Mohamed Bekkali, 24 ans, originaire du quartier Anjou à Montréal, est au centre d’une controverse qui secoue le Québec depuis fin mars 2026, après la diffusion virale d’une vidéo le montrant insulter copieusement une agente du Service de police de la Ville de Montréal (SPVM) lors d’une interception routière survenue à l’été 2025. Le dossier judiciaire de ce Montréalais d’origine marocaine dépasse largement cet incident isolé.
Un comportement documenté dans plusieurs corps de police
L’interception qui a déclenché la polémique remonte à juin 2025. Une agente du SPVM arrête le véhicule de Bekkali pour vitres teintées non conformes au Code de la sécurité routière — infraction passible d’une amende entre 154 et 274 dollars au Québec. L’automobiliste enchaîne alors une salve d’insultes à caractère misogyne, que le SPVM qualifiera publiquement de « misogynes et dégradantes ». La policière, deux ans de service, maintient son calme tout au long de l’intervention. Bekkali filme la scène lui-même et la publie sur TikTok, où elle accumule des millions de vues.
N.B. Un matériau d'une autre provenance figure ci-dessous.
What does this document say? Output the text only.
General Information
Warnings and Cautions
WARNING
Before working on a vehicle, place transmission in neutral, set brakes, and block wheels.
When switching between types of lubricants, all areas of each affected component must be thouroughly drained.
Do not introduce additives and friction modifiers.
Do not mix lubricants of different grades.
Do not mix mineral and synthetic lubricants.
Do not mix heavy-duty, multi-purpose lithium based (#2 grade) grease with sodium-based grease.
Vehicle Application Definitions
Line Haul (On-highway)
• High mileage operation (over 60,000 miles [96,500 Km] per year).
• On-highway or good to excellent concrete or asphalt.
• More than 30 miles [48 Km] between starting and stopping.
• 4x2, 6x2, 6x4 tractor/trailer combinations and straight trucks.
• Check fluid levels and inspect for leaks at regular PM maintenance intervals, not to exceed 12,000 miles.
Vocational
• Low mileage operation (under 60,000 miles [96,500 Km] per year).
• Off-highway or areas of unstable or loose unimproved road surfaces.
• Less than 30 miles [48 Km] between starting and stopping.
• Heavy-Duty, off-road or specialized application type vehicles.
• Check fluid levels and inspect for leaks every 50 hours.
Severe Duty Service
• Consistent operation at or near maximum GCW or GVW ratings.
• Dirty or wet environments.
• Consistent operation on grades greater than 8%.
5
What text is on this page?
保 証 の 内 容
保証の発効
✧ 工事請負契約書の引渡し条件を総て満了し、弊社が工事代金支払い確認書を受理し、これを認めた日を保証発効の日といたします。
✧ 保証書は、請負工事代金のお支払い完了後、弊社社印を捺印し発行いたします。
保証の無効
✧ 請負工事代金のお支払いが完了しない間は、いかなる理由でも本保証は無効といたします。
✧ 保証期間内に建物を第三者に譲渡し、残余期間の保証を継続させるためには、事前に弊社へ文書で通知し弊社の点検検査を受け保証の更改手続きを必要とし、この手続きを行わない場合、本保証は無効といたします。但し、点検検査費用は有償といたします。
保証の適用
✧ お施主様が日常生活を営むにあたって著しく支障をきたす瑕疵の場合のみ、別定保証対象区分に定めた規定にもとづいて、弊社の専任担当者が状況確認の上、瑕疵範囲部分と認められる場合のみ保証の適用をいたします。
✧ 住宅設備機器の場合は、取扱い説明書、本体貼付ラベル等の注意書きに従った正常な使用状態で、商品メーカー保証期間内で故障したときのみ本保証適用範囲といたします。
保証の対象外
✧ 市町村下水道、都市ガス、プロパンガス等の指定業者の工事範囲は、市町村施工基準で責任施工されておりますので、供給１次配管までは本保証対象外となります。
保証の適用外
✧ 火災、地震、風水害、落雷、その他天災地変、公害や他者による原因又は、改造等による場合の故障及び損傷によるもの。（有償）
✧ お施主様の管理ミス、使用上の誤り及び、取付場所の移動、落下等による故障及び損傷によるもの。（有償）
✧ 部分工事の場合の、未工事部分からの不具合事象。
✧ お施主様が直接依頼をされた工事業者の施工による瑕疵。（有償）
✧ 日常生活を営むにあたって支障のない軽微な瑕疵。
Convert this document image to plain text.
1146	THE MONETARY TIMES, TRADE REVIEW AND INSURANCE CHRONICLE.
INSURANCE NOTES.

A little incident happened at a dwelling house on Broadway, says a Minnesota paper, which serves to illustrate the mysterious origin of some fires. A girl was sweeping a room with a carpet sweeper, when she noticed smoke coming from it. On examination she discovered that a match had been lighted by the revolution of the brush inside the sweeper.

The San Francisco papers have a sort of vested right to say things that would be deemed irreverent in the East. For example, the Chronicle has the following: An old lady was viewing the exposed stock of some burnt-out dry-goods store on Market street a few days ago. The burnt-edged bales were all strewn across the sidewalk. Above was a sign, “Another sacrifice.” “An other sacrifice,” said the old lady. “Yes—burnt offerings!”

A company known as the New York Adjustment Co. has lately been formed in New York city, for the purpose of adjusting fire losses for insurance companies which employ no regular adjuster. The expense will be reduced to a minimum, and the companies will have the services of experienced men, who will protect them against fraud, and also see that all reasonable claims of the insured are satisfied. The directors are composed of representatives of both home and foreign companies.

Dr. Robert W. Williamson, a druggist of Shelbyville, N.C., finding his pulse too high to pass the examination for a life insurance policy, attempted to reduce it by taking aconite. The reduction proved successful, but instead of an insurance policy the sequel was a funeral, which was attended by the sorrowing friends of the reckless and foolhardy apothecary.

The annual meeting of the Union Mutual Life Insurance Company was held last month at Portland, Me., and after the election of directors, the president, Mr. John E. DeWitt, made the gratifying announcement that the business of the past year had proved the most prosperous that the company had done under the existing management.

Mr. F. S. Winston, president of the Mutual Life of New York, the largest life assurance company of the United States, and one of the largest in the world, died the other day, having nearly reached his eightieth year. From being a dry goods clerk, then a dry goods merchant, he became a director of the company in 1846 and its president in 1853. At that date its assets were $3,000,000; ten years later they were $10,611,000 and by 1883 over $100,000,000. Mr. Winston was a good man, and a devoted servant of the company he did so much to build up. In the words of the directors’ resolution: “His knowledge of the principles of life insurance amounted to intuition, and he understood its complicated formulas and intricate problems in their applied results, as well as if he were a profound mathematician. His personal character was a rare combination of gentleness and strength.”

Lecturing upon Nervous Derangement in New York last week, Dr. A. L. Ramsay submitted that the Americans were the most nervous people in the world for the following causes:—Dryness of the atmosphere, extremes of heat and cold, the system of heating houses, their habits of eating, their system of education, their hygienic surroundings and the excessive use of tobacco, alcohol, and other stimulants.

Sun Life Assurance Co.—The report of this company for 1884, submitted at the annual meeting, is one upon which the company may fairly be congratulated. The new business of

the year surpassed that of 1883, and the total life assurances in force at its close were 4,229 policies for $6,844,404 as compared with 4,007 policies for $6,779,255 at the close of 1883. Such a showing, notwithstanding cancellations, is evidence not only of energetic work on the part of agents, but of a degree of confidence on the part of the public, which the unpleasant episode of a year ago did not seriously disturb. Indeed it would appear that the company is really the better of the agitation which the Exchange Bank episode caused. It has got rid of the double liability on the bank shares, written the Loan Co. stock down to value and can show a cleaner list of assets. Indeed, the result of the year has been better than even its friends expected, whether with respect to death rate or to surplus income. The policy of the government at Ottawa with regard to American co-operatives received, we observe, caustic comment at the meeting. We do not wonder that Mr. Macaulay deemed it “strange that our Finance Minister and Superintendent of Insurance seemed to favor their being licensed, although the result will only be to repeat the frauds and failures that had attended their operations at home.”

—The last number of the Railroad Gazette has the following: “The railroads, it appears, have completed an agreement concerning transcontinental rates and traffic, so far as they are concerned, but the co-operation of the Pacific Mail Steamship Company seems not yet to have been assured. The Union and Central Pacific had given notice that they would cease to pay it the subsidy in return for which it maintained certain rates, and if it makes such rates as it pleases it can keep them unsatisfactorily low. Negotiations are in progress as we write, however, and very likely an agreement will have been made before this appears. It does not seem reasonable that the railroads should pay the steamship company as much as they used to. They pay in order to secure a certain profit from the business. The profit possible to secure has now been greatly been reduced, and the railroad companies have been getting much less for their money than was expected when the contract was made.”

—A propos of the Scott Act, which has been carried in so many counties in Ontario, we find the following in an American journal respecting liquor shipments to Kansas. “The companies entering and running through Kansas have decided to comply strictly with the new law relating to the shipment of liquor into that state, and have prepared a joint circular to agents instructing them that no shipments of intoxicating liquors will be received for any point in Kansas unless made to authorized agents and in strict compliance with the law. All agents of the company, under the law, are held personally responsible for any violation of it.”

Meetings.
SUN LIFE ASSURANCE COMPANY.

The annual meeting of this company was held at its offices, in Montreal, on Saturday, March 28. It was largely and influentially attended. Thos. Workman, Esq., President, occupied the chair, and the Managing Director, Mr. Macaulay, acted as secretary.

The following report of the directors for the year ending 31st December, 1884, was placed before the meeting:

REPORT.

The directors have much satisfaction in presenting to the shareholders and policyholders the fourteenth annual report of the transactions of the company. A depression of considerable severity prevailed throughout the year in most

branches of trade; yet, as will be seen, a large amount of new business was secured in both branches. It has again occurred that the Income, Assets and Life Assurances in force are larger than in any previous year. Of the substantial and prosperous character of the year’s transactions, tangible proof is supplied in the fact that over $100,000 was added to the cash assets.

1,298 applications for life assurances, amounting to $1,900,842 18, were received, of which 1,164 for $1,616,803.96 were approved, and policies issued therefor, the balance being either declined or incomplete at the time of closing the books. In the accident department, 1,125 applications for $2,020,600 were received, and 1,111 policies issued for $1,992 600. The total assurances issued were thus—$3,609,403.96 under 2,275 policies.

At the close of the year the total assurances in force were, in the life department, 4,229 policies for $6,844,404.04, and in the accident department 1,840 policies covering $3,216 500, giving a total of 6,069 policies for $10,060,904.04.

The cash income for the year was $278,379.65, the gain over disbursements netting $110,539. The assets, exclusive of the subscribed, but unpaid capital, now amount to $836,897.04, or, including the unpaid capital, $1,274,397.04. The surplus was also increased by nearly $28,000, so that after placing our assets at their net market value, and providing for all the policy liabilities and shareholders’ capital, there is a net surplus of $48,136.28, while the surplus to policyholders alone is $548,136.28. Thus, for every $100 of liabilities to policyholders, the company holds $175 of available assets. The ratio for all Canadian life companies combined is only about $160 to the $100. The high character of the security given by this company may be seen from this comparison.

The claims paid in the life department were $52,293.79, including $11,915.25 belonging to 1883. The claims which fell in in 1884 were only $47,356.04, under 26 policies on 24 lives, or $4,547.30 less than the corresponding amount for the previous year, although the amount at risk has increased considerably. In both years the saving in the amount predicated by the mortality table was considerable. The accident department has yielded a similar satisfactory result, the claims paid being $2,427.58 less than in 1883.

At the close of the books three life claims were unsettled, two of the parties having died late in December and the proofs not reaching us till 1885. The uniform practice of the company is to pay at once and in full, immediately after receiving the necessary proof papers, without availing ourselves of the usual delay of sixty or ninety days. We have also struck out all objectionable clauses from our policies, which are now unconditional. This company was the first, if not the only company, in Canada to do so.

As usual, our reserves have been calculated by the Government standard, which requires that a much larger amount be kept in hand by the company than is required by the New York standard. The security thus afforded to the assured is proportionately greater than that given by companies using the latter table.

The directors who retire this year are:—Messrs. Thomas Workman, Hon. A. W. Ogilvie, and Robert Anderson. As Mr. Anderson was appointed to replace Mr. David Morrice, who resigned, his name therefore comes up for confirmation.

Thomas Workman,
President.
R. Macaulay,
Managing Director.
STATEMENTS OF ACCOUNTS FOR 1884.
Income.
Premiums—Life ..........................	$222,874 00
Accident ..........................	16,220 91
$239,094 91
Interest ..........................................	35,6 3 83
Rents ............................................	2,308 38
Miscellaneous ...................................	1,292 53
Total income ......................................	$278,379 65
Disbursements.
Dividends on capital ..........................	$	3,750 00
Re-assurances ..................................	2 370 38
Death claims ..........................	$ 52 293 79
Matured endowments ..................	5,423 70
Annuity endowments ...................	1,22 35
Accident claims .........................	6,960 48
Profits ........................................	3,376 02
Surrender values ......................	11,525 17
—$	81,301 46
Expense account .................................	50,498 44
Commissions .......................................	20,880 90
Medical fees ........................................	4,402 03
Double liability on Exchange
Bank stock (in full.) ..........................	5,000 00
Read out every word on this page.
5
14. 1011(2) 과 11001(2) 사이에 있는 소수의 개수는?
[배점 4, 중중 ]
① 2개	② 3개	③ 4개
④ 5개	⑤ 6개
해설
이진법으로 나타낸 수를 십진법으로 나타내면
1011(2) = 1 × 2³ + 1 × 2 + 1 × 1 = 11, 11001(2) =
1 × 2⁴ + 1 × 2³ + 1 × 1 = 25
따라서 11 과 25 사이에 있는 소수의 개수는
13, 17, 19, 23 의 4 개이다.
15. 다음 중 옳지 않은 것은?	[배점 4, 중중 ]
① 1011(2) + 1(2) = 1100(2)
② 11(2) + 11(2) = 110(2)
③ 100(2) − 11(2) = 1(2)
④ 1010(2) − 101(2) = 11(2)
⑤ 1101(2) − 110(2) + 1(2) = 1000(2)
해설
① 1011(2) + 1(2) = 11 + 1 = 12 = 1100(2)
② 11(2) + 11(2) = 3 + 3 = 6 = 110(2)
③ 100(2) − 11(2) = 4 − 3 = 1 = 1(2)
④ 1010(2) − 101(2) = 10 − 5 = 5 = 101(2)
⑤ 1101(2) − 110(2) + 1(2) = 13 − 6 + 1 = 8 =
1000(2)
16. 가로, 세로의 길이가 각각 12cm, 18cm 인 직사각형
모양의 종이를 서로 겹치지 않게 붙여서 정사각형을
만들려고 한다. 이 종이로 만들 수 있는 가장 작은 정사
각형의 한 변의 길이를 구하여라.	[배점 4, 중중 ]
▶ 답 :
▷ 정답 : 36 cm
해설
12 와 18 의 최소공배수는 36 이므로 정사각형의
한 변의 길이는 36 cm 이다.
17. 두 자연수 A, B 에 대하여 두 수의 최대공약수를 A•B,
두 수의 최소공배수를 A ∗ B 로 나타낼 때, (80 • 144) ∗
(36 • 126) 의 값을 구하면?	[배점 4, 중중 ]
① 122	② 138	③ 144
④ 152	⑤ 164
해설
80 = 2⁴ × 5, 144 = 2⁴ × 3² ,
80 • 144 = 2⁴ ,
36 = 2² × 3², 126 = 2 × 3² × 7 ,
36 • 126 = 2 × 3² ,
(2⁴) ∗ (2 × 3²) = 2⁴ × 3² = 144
Ce n’est pas son premier accrochage avec des forces de l’ordre. Un incident distinct survenu en juin 2025 au centre-ville de Montréal l’aurait opposé à deux autres patrouilleurs du SPVM, selon des informations rapportées par la presse locale québécoise. Un mois avant la scène virale, en mai 2025, le Service de police de l’agglomération de Longueuil (SPAL) lui délivre une amende de 228 dollars pour cris, injures, blasphèmes et menaces — infraction pour laquelle il est déclaré coupable en septembre 2025. Le SPAL confirme également lui avoir remis un constat pour un excès de vitesse à 102 km/h en zone 70, en novembre 2024. À Laval, le Service de police de Laval le sanctionne pour un excès à 89 km/h en zone 50. Selon Noovo Info, son dossier de justice municipale s’étendrait à d’autres villes du grand Montréal, de Deux-Montagnes à Blainville, ainsi qu’à Saguenay et Saint-Hyacinthe.
Une avocate porte plainte, le Parti québécois dépose une motion
La viralité de la vidéo entraîne des conséquences immédiates. Me Vicky Powell, avocate criminaliste, dépose une plainte auprès des autorités après que Bekkali l’a ciblée en direct sur TikTok, lui adressant des propos qu’elle qualifie de menaçants. Invité sur les ondes du 99,5 FM le 31 mars, Bekkali refuse de présenter des excuses et annonce préparer un recours collectif contre le SPVM pour profilage racial, affirmant détenir des vidéos d’interventions qu’il juge problématiques.
L’affaire remonte jusqu’à l’Assemblée nationale. Le Parti québécois y dépose une motion visant à interdire les insultes envers les policiers dans l’exercice de leurs fonctions, rejoignant la demande de la Fédération des policiers et policières municipaux du Québec (FPMQ) d’un cadre législatif provincial uniforme. À Montréal, aucun règlement municipal n’interdit actuellement d’insulter un agent de la paix en service — contrairement à des villes comme Québec, où une telle infraction est passible de contravention.
La mairesse de Montréal, Soraya Martinez Ferrada, a indiqué qu’il était « trop tôt » pour se prononcer sur l’adoption d’un règlement. Le SPVM a précisé être en contact avec la Ville « afin d’évaluer la suite appropriée », et a confirmé l’ouverture d’une enquête visant Bekkali.